Bevin Court has been home to many remarkable people. One of its most famous past residents was the artist Cyril Mann. In 2013 an Islington People’s Plaque was erected to commemorate Cyril’s time at Bevin Court. His Widow Renske Mann has been kind enough to share some of her memories about the time they lived at Bevin Court.
In his biography, Times art critic John Russell Taylor describes how Bevin Court led Cyril Mann to paint some of his finest works during the 1960s and beyond, in very difficult circumstances.
When Cyril moved to Bevin Court in 1956, he could barely believe his luck, says his widow, Renske Mann “Cyril had previously lived in a gloomy flat in Paul Street, near the present-day Barbican,” Renske explains. “As it had all its windows barred, there was almost no daylight, forcing him to paint in electric light for several years,”
In contrast, flat 108 on the seventh floor was flooded in daylight. It had uninterrupted views of the city. For the first time, Cyril – by then in his mid-forties – enjoyed a bathroom with hot and cold water on tap. In the kitchen was a BabyBelling cooker and a formica-topped table, but no fridge or washing machine.
At around 475sq ft, the flat was small. Half the space – the bedroom – stored unsold pictures and the tools of the trade: brushes, paints, easels, art books and a large Victorian mahogany chest, which Cyril had kept since attending the Royal Academy before the War.
Renske moved into the flat with Cyril in 1960 when he was 48 and she had just turned 20, arriving from Holland a year earlier. Renske remembers how she and her husband lived, worked and slept on a single bed in the living room. Often they didn’t leave the flat for days. “We were totally immersed in his art,” she says. “There was no TV or radio.”
“Cyril never had the luxury of a model before and and took full advantage. He painted in a frenzy, day and night, often driving me to despair with exhaustion. Our flat was like a factory. Smells of oils, varnish and animal size (a glue used for sealing canvases) melting on the cooker, permeated everything.”
“Our bathroom was often out of bounds, too. Cyril brought back buckets of London earth for use in pottery, which he taught at evening classes. This soil had to be ‘washed’, which he did in the bath over several days. This meant using the communal baths in Ironmonger’s Row.”
Cyril was in poor health, mentally and physically, suffering from stomach ulcers and depression. Renske persuaded him to give up teaching and concentrate full time on painting. She earned a fair wage as a bi-lingual English/Dutch secretary, but Bevin Court’s rent took almost half. “Like most people those days, we smoked, but sacrificed eating for cigarettes if we ran out of money.”

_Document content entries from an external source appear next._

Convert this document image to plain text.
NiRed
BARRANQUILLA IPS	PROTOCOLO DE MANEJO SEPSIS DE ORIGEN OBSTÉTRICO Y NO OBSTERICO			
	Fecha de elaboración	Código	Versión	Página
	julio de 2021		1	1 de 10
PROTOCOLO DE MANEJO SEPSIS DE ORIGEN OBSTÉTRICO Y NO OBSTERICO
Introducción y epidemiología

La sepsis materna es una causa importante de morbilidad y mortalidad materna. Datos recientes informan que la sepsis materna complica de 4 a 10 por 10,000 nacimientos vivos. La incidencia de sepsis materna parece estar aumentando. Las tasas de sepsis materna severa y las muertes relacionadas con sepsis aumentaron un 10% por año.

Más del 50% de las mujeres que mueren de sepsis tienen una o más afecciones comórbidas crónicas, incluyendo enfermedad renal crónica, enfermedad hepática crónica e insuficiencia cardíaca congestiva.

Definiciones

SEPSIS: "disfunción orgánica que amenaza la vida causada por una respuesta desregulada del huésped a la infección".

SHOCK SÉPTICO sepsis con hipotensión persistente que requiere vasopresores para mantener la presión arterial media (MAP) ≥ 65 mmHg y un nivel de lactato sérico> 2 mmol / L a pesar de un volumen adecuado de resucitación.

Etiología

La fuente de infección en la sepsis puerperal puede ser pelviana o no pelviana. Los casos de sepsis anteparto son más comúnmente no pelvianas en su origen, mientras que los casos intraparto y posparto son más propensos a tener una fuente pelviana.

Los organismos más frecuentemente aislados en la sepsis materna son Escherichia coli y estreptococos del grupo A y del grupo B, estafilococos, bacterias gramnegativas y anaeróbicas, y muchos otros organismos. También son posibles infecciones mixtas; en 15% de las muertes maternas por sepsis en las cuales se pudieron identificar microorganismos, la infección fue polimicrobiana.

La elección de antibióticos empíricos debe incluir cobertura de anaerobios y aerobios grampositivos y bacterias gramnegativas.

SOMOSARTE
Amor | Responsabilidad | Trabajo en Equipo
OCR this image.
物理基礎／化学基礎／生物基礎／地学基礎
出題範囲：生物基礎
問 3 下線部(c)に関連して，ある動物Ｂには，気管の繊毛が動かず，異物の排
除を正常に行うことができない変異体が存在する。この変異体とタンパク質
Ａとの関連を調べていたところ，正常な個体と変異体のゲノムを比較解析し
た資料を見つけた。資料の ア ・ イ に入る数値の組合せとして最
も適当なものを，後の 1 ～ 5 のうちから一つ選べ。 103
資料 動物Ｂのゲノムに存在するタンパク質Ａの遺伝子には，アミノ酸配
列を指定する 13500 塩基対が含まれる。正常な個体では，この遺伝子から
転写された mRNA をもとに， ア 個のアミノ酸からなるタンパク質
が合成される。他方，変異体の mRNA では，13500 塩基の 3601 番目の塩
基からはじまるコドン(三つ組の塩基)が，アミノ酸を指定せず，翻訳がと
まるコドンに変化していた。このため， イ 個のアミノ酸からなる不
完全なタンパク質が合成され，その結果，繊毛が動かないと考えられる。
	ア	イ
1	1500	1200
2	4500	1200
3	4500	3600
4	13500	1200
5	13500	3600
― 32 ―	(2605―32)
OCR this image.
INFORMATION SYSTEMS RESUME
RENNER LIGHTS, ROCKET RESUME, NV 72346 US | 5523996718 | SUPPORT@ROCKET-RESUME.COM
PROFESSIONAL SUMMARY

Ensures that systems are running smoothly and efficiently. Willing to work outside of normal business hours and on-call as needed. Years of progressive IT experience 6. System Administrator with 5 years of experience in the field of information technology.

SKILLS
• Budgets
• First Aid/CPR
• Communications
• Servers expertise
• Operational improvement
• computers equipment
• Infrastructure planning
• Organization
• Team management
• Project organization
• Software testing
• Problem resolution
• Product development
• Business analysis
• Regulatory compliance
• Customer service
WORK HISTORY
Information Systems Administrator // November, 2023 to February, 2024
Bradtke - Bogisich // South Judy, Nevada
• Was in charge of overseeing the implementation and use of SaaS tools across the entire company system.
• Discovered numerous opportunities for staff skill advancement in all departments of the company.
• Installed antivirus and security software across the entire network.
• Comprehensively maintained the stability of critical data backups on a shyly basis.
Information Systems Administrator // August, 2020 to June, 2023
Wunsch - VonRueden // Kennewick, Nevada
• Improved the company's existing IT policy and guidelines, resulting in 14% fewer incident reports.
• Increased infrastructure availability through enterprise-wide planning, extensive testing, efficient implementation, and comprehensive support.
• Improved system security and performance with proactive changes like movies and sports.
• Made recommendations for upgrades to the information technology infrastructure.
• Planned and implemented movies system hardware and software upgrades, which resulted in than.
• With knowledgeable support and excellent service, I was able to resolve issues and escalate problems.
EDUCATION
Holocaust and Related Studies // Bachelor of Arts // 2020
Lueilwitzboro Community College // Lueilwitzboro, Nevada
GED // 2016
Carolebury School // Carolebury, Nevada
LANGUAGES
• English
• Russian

“We scoured Chapel Street market for cheap veg and foods, like bacon offcuts, misshapen eggs, broken biscuits and mushroom stalks. Yet, we never felt deprived or insecure. ‘If God looks after the sparrows, He’ll look after me,’ Cyril assured me. I hoped God would look after me, too”
They were friendly with their neighbours next door at Bevin Court, Mr and Mrs Neville, and their little daughter, who must be in her sixties by now. Mrs Neville worked for the local ‘fleapit’ in Upper Street and sneaked them free cinema tickets.
This was all long before Islington became fashionable. Camden Passage had no antique shops or galleries. A framer, called Mr Peyton, then started a bric-a-brac market, which was the start of the present antique shops and galleries.
While it had not been built long, Bevin Court was starting to look shabby. There were no trees or landscaping around the building. The entrance was open, without a front door and windswept. “You walked from one side to the other, right through the building. None of the floors had security doors,” Renske recalls.
Inside the entrance hall was a bronze bust of Ernest Bevin, the politician. On the other side was the typically 1950s mural by Peter Yates, softening the ‘brutalist’ interior and providing a splash of colour.
Cyril admired the Lubetkin architecture and famous staircase. “He made me look upwards, exclaiming how beautiful it was. He regretted the flats were not named for Lenin, as originally intended.”
Cyril and Renske moved out of Bevin Court in 1964. They bought a small house in Walthamstow, a poor and unfashionable part of East London. A gift from his art patron, Erica Marx, helped them to pay the deposit. Their daughter, Amanda, was born there in 1968.
Cyril died on January 7, 1980, aged 68, after years of ill health and spells in mental hospitals and following an art career that had spanned over half a century.
His work is represented in major private and public collections, including the British Museum, the National Portrait Gallery, the Guildhall Museum and Art Gallery and the William Morris Museum in Walthamstow.